Слово он держал, и был прав, но у них оставалось так мало времени…
— Думаю, что смогу прилететь на следующей неделе.
Облегчение и благодарность с примесью разочарования.
— Это даст тебе время подготовить своих близких, — пояснил он и затем добавил:
— А мне своих.
— Твоя мать свое согласие уже дала, — напомнила она ему. Он кивнул.
— Просто хочу подготовить почву к нашему возвращению.
Она заулыбалась.
— Так, значит, ты полетишь в Австралию, чтобы соблазнить меня?

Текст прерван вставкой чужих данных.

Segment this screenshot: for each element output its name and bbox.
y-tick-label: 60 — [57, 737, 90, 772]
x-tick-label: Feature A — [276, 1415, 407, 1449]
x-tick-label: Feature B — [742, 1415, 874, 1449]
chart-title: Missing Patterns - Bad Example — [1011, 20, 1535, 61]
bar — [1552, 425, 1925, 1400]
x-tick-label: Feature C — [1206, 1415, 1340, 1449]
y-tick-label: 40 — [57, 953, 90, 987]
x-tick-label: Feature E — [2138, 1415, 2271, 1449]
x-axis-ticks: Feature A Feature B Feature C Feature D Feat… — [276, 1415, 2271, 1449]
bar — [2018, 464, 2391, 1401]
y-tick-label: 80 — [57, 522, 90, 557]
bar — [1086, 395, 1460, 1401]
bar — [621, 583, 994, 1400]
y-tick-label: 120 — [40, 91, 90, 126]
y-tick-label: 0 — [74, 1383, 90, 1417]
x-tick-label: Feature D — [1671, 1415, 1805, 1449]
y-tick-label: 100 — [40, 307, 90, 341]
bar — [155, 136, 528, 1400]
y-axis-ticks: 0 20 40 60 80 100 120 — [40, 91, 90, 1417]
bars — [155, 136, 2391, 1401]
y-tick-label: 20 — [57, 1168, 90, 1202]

— Одну неделю без тебя я попробую выдержать. Но надеюсь, это будет наша единственная разлука, обещай мне.
Последовал долгий поцелуй.
— Обещаю, — прошептала она с грустью, прижимаясь к нему. Она готова повторять это снова и снова.
Стоит ли говорить о том, как Луис и Шонтэль провели оставшиеся часы? Это ясно и без слов. И утром в аэропорту Алан все понял. Достаточно было взглянуть на них.
Шонтэль и Луис стояли поодаль, как двое влюбленных, которым предстоит расстаться, хотя и ненадолго. Обещание Луиса не вызывало сомнений, как и изумрудно-бриллиантовый перстень, сверкавший на ее руке.
— Через неделю, — повторил Луис, перед тем как отпустить ее.
— Я встречу тебя в сиднейском аэропорту, пообещала Шонтэль.
— Буду звонить каждый день, — поклялся он.
— Да, да.
Ей уже надо было идти. Еще один быстрый поцелуй, и она устремилась за остальными пассажирами. Она вернется, вернется к нему, вернется в Аргентину. Навсегда.